The (not necessarily) convoluted role of basal radial glia in cortical neurogenesis

Abstract

Recent advances in cell labeling and imaging techniques have dramatically expanded our knowledge of the neural precursor cells responsible for corticogenesis. In particular, radial glial cells are now known to generate several classes of restricted progenitors and neurons. While radial glial cells in the ventricular zone have received the most attention, it has become increasingly clear that a distinct subclass of radial glial cells situated in the subventricular zone (SVZ) and intermediate zone also play an important role in corticogenesis. These delaminated radial glial cells, which lack an apical process attached to the ventricular surface but maintain a basal process, were discovered over 3 decades ago. Recently, they have been further characterized as cortical progenitors and renamed outer, intermediate, or basal radial glia (bRG). Some of these studies indicated that bRG abundance in the outer SVZ (oSVZ) is correlated with enhanced gyrencephaly, particularly in primates and especially human, and therefore suggested that bRG may be responsible for the emergence and evolution of cerebral convolutions. In this issue of Cerebral Cortex, 2 papers provide new information about bRG in common marmosets, a near-lissencephalic primate, and in agouti, a near-gyrencephalic rodent (Garcia-Moreno et al. 2011; Kelava et al. 2011). They demonstrate that bRG are abundant and proliferate in inner as well as oSVZ, in both species. Together, these findings indicate that bRG and the oSVZ might not be correlated with gyrification or phylogeny. Rather, differential regulation of bRG and other progenitor types may enhance the adaptability and diversity of cortical morphogenesis.

Figure 1.

Neurogenic progenitors in developing neocortex. (A) Schematic illustration of cortical progenitor lineages, compartments, and characteristic transcription factor expression. aRG generate cortical projection neurons (PNs) directly and indirectly via bRG, apical intermediate progenitors (aIPs), and basal intermediate progenitors (bIPs).

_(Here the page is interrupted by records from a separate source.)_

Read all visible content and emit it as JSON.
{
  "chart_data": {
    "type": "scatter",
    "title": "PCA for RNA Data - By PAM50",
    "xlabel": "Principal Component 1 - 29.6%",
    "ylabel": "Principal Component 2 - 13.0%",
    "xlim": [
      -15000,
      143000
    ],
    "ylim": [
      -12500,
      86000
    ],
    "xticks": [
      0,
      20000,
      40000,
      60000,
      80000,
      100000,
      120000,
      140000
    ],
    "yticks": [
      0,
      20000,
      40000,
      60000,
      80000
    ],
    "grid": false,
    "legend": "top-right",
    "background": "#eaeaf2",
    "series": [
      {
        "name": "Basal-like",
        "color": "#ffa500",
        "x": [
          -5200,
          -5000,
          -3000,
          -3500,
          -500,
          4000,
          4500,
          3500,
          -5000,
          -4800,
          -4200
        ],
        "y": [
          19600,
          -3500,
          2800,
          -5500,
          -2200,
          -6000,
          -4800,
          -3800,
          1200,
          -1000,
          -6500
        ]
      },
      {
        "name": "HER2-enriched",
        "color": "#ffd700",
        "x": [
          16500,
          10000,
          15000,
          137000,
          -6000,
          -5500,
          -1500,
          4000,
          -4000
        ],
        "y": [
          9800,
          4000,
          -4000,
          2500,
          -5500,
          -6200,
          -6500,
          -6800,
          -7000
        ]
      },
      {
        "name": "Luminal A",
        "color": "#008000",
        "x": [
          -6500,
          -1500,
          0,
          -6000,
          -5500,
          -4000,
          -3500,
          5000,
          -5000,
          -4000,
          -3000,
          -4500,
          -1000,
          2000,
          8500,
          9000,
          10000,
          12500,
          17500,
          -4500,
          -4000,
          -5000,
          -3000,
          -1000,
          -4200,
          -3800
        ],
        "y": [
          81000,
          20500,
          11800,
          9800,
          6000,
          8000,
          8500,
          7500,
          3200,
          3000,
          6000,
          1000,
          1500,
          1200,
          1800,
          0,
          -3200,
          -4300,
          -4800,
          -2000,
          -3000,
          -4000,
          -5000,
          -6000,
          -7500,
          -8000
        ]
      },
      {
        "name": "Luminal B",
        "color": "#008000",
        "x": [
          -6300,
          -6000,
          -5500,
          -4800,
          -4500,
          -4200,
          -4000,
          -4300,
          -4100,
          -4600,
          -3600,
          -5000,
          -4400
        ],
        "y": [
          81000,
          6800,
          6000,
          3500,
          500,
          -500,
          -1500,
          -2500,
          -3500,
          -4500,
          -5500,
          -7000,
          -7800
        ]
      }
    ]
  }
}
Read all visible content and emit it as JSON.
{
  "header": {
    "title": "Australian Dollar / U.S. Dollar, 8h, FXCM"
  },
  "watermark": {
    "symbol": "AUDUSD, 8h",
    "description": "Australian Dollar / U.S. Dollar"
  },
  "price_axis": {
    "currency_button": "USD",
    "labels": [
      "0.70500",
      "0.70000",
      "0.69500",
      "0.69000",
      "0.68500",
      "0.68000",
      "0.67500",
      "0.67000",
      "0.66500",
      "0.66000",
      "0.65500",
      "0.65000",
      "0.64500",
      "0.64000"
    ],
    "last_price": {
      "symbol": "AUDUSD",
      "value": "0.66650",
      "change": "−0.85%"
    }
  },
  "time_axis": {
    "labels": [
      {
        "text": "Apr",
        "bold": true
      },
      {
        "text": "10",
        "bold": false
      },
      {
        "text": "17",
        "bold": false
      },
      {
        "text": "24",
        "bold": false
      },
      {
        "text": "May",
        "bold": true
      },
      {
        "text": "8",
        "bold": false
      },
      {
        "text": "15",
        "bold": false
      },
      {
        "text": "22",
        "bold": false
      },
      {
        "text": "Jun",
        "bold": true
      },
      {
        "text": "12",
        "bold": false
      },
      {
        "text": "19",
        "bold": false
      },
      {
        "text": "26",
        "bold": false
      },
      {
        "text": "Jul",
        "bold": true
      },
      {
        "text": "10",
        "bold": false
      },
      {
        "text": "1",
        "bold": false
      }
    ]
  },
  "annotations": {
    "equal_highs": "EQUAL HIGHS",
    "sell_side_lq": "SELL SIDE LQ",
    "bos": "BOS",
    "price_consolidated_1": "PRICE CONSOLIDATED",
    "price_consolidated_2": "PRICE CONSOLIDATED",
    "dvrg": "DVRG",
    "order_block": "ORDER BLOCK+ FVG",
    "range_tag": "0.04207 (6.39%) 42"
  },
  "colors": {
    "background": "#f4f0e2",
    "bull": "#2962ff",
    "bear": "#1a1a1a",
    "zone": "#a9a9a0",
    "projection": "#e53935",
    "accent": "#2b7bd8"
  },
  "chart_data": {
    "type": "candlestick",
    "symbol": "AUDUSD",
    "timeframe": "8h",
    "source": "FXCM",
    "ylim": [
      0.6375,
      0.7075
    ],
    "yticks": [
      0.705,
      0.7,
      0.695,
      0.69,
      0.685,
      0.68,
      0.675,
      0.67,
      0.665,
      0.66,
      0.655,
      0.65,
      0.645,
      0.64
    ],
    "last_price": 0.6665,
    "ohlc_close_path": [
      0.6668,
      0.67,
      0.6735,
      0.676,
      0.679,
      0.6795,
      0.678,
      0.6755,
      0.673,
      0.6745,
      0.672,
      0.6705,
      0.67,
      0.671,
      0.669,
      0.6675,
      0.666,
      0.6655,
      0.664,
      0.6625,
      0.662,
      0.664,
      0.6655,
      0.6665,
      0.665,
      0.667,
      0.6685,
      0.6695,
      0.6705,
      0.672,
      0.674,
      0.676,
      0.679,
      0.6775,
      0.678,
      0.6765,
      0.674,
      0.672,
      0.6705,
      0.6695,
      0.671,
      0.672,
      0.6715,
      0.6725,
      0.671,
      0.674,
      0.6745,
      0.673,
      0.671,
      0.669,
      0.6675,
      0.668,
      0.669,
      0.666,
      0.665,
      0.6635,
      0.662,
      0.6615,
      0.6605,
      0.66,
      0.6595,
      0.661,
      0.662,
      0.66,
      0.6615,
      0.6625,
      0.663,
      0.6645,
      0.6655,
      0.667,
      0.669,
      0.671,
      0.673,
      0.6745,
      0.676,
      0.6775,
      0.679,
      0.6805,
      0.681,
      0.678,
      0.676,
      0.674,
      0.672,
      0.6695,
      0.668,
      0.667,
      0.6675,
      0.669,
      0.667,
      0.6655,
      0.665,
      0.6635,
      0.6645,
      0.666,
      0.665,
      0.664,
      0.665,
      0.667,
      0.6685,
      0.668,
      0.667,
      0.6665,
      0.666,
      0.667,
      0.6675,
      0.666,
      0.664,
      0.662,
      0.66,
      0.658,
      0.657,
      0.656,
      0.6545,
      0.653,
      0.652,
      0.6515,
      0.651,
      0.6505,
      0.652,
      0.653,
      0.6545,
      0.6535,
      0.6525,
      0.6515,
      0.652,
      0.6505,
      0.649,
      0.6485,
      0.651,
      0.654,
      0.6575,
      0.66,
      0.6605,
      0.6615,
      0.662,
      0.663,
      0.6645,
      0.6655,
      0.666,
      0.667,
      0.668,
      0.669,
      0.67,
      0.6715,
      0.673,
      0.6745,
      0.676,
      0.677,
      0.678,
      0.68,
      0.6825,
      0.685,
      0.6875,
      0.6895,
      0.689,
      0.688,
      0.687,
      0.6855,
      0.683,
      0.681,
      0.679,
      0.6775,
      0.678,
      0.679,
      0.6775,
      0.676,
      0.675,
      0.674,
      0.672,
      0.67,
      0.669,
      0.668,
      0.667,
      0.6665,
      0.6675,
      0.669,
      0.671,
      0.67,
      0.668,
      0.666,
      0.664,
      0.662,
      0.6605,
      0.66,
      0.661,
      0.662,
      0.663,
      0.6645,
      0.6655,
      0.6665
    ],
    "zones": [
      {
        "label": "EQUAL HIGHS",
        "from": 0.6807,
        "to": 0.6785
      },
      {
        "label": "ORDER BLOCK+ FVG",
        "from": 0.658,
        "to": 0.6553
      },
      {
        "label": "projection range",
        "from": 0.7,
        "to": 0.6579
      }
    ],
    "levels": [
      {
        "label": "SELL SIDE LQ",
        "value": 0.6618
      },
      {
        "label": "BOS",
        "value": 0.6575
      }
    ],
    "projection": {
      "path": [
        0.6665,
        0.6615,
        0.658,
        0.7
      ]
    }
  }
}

In addition, basal “nonradial” glia (bNG) have been described in human cortex (Hansen et al. 2010) and SNPs in rodent cortex. Colors indicate the capacity for proliferation and self-renewal: black, high; light blue, low; dark blue, postmitotic; gray, unknown. (B) Examples of progenitors identified by transcription factor expression in embryonic day (E) 14.5 mouse neocortex. Radial glia are identified by high Pax6 (green) expression and IPs by Tbr2 (red) expression. At this stage, most radial glia are aRG located in the VZ and most IPs are bIP in the SVZ and aIP in the VZ. The boxed area, enlarged at right, contains 3 progenitor cells interpreted as a bRG (green arrowhead), a newly generated bIP (yellow arrowhead), and a mature bIP (red arrowhead).

Figure 2.

Distribution of aRG and bRG in developing cortex of 5 species. Mouse cortex (A) contains a low number of bRG and has a lissencephalic cortex with very low gyrification index (GI) of 1.03. Marmoset cortex (B) has abundant bRG in iSVZ and oSVZ, despite a low GI of 1.2. Agouti (C) contains relatively abundant bRG in oSVZ and iSVZ. Ferret (D) and human (E) cortex contain abundant bRG, most of which are located in the oSVZ. Zones and progenitor types indicated as in Figure 1.